He can’t blame me for that. He told me to trust him…what better way to prove that he’s trustworthy than by telling me the truth?
It would be a refreshing change.
He comes back with a goblet of red wine for me and a tumbler of hard liquor for himself.
“Come.”
I move hesitantly to where he pats the sofa cushion. When I sit, we’re close enough that the side of our legs touch.
“You asked why I became a therapist,” he says quietly.
I turn to face him, drawing my legs under me.
He’s acting so different. Watching the flames, his gaze is distant, like he can see right through the past. He obviously doesn’t like what he sees. His mouth turns down at the corners, his eyelids hooded.
He seems a completely different person from the man who broke into my house and had me pinned to the wall. Definitely nothing like the person who fucked me in his classroom.
How many sides are there to Professor Fyre?
“Home invasion, five years ago. I wasn’t there, but I should have been.” He takes a big sip of his drink. No ice, and half the glass is full. It seems like a lot, but maybe this is his drink of choice when he’s out here in the snow and the ice and the soldier-straight pines.
“Daniel Geller. Said he was from our insurance company. Knew my wife’s name, had a card from the real company with his name printed on it.”
“His real name?” I ask in a hush.
Fyre drops his head, lets out a bitter laugh. “No. Emily—my wife…she was always too trusting for her own good. His real name is Red. Red Hutchins. The police ID’d him off my description and a fingerprint he left at the scene. His rap sheet is as long as my fucking arm.”
Red?
I don’t like the sound of that. It makes my womb ache and burn. Probably because it reminds me of blood, and I’m expecting there to be a lot of blood in this story.
Will it really be worth it, just to sate my curiosity?
Of course it will. Something made Fyre the way he is, and if this isn’t it…?
“He killed your wife,” I say, when Fyre doesn’t carry on speaking.
Another laugh, this one almost rueful. “Yes, Charlotte. He killed her.” Another big sip of his drink. It’s almost finished now. “He killed my daughter too.”
There’s a stabbing pain in my belly. I flinch, draw my legs up, hug them. Sometimes it helps with that ephemeral pain, but not always.
It’s like I’m witnessing a car accident. Not the aftermath, when the paramedics are there, and everyone’s already dead.
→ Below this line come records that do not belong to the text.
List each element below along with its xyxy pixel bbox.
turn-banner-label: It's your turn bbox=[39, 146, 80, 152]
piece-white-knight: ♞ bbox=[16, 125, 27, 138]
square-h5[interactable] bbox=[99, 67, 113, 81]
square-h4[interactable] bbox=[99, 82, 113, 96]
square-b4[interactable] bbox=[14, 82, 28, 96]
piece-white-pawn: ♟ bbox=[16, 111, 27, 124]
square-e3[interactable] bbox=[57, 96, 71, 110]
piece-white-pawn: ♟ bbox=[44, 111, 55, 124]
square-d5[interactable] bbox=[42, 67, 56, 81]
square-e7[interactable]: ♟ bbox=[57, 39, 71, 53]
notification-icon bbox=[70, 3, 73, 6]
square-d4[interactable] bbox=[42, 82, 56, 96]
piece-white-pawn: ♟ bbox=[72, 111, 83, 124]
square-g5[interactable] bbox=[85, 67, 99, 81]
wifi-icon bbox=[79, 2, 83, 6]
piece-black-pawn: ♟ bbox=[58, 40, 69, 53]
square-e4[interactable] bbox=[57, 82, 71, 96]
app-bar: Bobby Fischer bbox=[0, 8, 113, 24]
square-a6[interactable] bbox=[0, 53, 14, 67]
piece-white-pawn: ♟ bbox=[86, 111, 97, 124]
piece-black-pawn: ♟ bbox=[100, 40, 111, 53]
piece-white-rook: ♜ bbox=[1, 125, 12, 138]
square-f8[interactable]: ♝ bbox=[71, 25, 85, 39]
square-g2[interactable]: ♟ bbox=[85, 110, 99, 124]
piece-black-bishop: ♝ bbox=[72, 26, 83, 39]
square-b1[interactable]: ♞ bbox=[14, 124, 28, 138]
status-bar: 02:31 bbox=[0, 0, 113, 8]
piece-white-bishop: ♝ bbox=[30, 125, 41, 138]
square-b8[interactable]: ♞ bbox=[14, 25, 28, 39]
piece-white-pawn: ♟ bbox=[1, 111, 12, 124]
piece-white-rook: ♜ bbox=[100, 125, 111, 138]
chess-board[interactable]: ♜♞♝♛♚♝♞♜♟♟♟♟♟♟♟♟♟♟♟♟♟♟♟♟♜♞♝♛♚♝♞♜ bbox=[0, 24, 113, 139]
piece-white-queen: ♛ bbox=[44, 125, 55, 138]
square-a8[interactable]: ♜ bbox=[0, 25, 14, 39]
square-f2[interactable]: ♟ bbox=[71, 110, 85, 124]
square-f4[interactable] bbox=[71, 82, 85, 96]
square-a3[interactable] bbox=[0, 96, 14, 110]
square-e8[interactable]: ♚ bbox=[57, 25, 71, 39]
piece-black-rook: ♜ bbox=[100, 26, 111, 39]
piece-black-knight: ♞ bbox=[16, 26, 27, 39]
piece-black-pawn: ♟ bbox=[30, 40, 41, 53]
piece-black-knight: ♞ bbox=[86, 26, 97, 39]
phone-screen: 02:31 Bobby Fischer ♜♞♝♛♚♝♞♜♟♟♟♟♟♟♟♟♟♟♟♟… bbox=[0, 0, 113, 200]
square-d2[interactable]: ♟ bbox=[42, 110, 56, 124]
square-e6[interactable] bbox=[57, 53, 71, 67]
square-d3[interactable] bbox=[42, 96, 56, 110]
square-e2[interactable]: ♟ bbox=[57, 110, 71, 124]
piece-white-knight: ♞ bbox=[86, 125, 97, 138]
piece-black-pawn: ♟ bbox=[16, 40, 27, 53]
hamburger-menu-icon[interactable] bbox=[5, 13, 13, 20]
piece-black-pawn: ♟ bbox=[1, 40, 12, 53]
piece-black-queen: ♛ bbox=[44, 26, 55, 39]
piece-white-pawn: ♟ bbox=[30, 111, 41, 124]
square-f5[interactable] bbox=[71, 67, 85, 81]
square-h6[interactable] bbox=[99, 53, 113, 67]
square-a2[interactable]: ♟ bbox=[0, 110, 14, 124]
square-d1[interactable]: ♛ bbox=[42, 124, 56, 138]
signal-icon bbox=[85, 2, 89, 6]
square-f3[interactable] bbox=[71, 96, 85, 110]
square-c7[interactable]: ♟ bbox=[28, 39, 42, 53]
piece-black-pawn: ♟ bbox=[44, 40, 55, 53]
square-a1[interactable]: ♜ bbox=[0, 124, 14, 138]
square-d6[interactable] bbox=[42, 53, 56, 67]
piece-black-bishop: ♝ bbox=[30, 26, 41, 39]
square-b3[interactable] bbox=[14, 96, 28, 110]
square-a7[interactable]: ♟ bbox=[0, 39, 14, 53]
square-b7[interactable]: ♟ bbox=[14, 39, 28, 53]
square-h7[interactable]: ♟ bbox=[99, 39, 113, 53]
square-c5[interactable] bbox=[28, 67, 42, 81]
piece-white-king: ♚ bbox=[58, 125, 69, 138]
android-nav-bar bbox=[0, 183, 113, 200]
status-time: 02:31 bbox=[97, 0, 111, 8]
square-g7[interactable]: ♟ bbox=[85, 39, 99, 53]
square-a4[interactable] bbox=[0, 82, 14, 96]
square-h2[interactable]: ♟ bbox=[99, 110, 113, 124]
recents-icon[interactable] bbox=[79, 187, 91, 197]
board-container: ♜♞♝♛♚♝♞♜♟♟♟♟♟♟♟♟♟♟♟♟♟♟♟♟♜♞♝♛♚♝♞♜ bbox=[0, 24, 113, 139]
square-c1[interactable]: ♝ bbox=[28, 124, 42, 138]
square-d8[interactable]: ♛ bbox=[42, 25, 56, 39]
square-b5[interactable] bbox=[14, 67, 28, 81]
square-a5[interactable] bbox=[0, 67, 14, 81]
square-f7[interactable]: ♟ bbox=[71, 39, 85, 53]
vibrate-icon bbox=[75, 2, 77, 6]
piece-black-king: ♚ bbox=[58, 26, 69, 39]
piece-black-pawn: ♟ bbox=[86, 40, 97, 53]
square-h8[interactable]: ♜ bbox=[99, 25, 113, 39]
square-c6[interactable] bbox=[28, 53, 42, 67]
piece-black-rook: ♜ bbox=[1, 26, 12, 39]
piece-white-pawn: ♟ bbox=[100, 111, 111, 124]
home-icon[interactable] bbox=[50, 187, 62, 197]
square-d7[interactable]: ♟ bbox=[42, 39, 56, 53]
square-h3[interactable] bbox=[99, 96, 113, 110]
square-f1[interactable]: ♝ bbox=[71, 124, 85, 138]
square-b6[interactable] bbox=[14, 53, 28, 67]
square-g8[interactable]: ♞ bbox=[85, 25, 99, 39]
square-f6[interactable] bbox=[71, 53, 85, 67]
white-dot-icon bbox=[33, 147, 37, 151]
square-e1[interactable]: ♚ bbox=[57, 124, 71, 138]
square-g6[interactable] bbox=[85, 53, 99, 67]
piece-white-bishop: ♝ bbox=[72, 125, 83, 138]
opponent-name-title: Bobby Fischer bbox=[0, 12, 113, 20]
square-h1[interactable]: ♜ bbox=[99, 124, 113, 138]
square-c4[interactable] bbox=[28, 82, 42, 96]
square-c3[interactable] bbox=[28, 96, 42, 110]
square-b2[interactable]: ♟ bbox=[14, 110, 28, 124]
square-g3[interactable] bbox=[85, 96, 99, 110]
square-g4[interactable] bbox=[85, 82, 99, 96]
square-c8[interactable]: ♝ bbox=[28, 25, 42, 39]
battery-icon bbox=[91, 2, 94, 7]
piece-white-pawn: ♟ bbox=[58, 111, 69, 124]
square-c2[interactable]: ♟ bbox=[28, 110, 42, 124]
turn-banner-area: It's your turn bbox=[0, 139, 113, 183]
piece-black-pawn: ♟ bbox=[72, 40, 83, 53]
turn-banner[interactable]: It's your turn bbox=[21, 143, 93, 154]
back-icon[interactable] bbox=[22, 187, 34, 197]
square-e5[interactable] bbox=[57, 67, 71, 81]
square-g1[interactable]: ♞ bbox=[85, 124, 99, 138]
I’m watching it happen inreal-time. Screaming brakes. Metal ripping through flesh. The fairy-dust tinkle of glass hitting the tarmac.
“But only after.”
My throat goes dry. I take a swallow from my glass, realize I’m trying to drink it all, and hastily pull it away from my lips.
Fyre glances over at me, and our eyes lock.
That magnetic gaze keeps me pinned where I huddle, too terrified to move but dreading what’s coming.
“Red likes watching young girls cry. Their tears spilling down their cheeks provides him with some kind of sexual gratification.”
Fyre drinks without breaking eye contact and puts his empty glass on the coffee table without looking away.
“Do you want to know how he made my little Lizzy cry?” His voice drops deep, becomes rough.
“No.” I shake my head, but he’s not taking any requests. Fyre has gone to his own personal hell.